The T, which Baker's administration oversees, plans to keep most of the cuts in place for at least the next few months despite getting an injection of at least $250 million from the latest federal stimulus package. Agency officials opted instead to revive some paused capital projects and set a chunk of money aside to help restore service at a later, still-uncertain date.

Baker has defended the service cuts, arguing that it is "bad public policy" for the MBTA to keep running trains and buses on pre-pandemic schedules with only a quarter to a third of riders.

"I agree that the MBTA should evaluate and deploy additional funding that becomes available, including federal funding, to support sufficient base service levels and -- when ridership and revenue so justify -- begin to restore service that has been reduced and capital projects that have been delayed," Baker wrote in a separate letter. "The amended language sent back by the legislature, however, does not give the Fiscal Management and Control Board the latitude it needs to decide on how and when to deploy federal funds."

Baker also vetoed several other policy sections of the bond bill, including a proposed commission to study congestion pricing systems that use varying roadway tolls to influence traffic and a line item outlining requirements for a major multimodal capital project in Allston.

One section he rejected would have required all proceeds from the Transportation and Climate Initiative, a multi-state compact to reduce carbon emissions, to be deposited into the Commonwealth Transportation Fund.
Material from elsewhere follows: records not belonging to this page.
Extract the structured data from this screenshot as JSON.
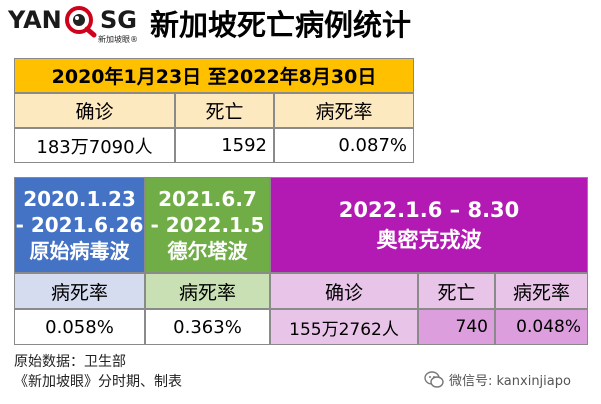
{
  "logo": {
    "left_text": "YAN",
    "right_text": "SG",
    "sub": "新加坡眼®"
  },
  "title": "新加坡死亡病例统计",
  "summary": {
    "date_range": "2020年1月23日 至2022年8月30日",
    "headers": [
      "确诊",
      "死亡",
      "病死率"
    ],
    "values": [
      "183万7090人",
      "1592",
      "0.087%"
    ]
  },
  "periods": [
    {
      "line1": "2020.1.23",
      "line2": "- 2021.6.26",
      "line3": "原始病毒波",
      "header": "病死率",
      "value": "0.058%"
    },
    {
      "line1": "2021.6.7",
      "line2": "- 2022.1.5",
      "line3": "德尔塔波",
      "header": "病死率",
      "value": "0.363%"
    },
    {
      "line1": "2022.1.6 – 8.30",
      "line2": "奥密克戎波",
      "headers": [
        "确诊",
        "死亡",
        "病死率"
      ],
      "values": [
        "155万2762人",
        "740",
        "0.048%"
      ]
    }
  ],
  "source": {
    "line1": "原始数据：卫生部",
    "line2": "《新加坡眼》分时期、制表"
  },
  "wechat": "微信号: kanxinjiapo",
  "colors": {
    "orange": "#ffc000",
    "blue": "#4472c4",
    "green": "#70ad47",
    "purple": "#b319b3"
  }
}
Baker said he wanted some of the funding instead to go toward "flexible emissions reductions and equity investments."

Baker also shot down language in the bill instructing the state's 15 regional transit authorities to study means-tested fares and requiring the MBTA to launch a low-income fare program, a topic that the agency has been studying but has not yet fully implemented.

"More study is needed to understand how transit authorities can implement fare systems that depend on gathering information about riders' incomes and to understand what the revenue loss would be and how that revenue would be replaced," Baker wrote. "No means-tested fares can be implemented until the MBTA and RTAs have a financially sustainable plan in place to replace the lost revenue."
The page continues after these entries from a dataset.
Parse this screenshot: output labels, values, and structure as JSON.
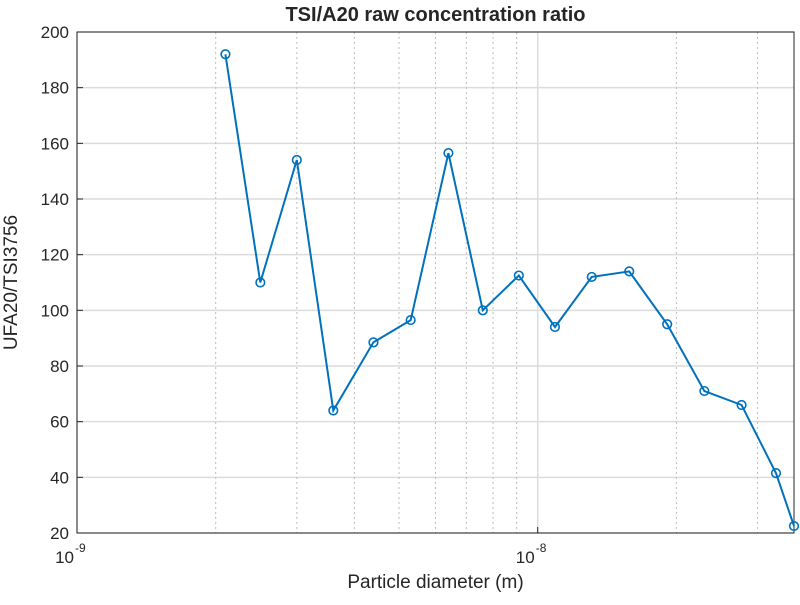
{
  "chart_data": {
    "type": "line",
    "title": "TSI/A20 raw concentration ratio",
    "xlabel": "Particle diameter (m)",
    "ylabel": "UFA20/TSI3756",
    "xscale": "log",
    "xlim": [
      1e-09,
      3.6e-08
    ],
    "ylim": [
      20,
      200
    ],
    "grid": true,
    "yticks": [
      "20",
      "40",
      "60",
      "80",
      "100",
      "120",
      "140",
      "160",
      "180",
      "200"
    ],
    "xticks": [
      {
        "base": "10",
        "exp": "-9",
        "value": 1e-09
      },
      {
        "base": "10",
        "exp": "-8",
        "value": 1e-08
      }
    ],
    "series_color": "#0072BD",
    "series": [
      {
        "x": [
          2.1e-09,
          2.5e-09,
          3e-09,
          3.6e-09,
          4.4e-09,
          5.3e-09,
          6.4e-09,
          7.6e-09,
          9.1e-09,
          1.09e-08,
          1.31e-08,
          1.58e-08,
          1.91e-08,
          2.3e-08,
          2.77e-08,
          3.29e-08,
          3.6e-08
        ],
        "y": [
          192,
          110,
          154,
          64,
          88.5,
          96.5,
          156.5,
          100,
          112.5,
          94,
          112,
          114,
          95,
          71,
          66,
          41.5,
          22.5
        ]
      }
    ]
  }
}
He did give his support to several other policies that Democrats in the Legislature touted as significant achievements, including language that decriminalizes public transit fare evasion and a provision enforcing parking bans in dedicated bus lanes.

Baker kicked off debate about the bond bill a year and a half ago, in a pre-COVID world, with an $18 billion proposal. But the pandemic changed travel patterns across the state, decimating ridership on public transit and pushing millions of workers into remote operations.
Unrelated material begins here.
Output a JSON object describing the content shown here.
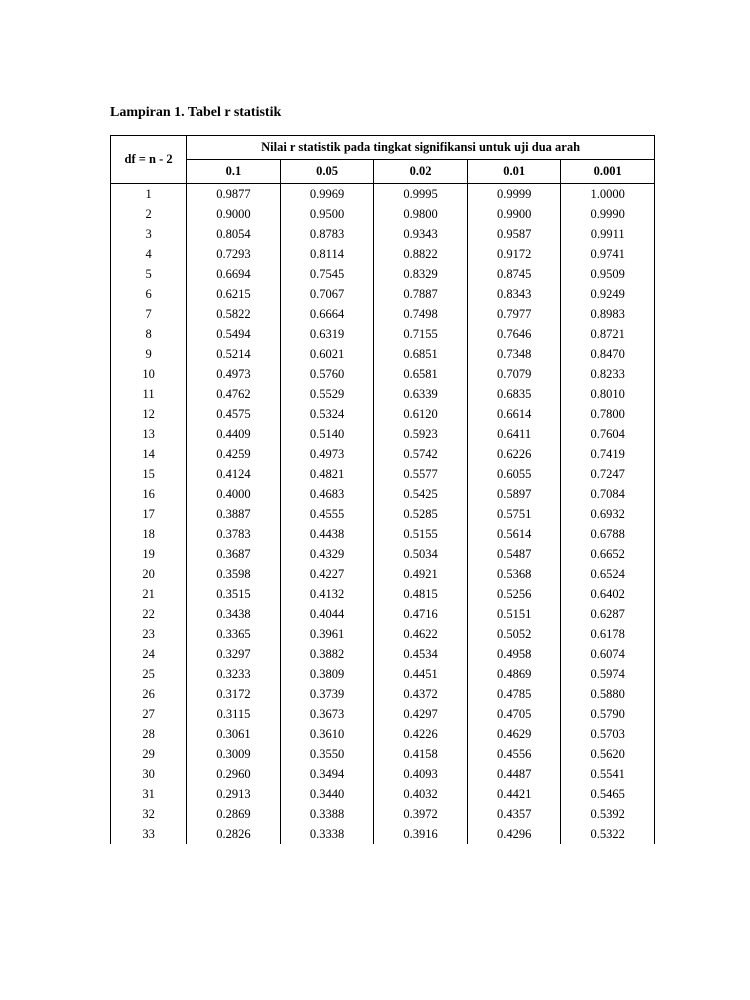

The public health crisis also reshaped the political landscape for transportation debate. In March, the House approved a wide-ranging package of tax and fee increases aimed at generating more than half a billion dollars for the transportation sector, but the Senate never took up the proposal and allowed it to die, with leaders arguing that it did not fit during the economic downturn.

House and Senate Democrats appeared poised to revive at least one revenue-generating proposal with their last-minute inclusion of the new TNC fee structure in the bond bill. The compromise legislation that emerged from a conference committee in the final hours of session called for raising the 20 cent flat fee for every ride to 40 cents for a shared ride, $1.20 for a non-shared ride and $2.20 for a luxury ride.

The Metropolitan Area Planning Commission estimated that the new model could haul in $56.2 million in annual revenue even if ridership on platforms like Uber and Lyft remained at only half of 2019 levels.

Last year, Baker proposed increasing TNC fees, but only to $1 per ride rather than the scaled and higher structure the Legislature offered.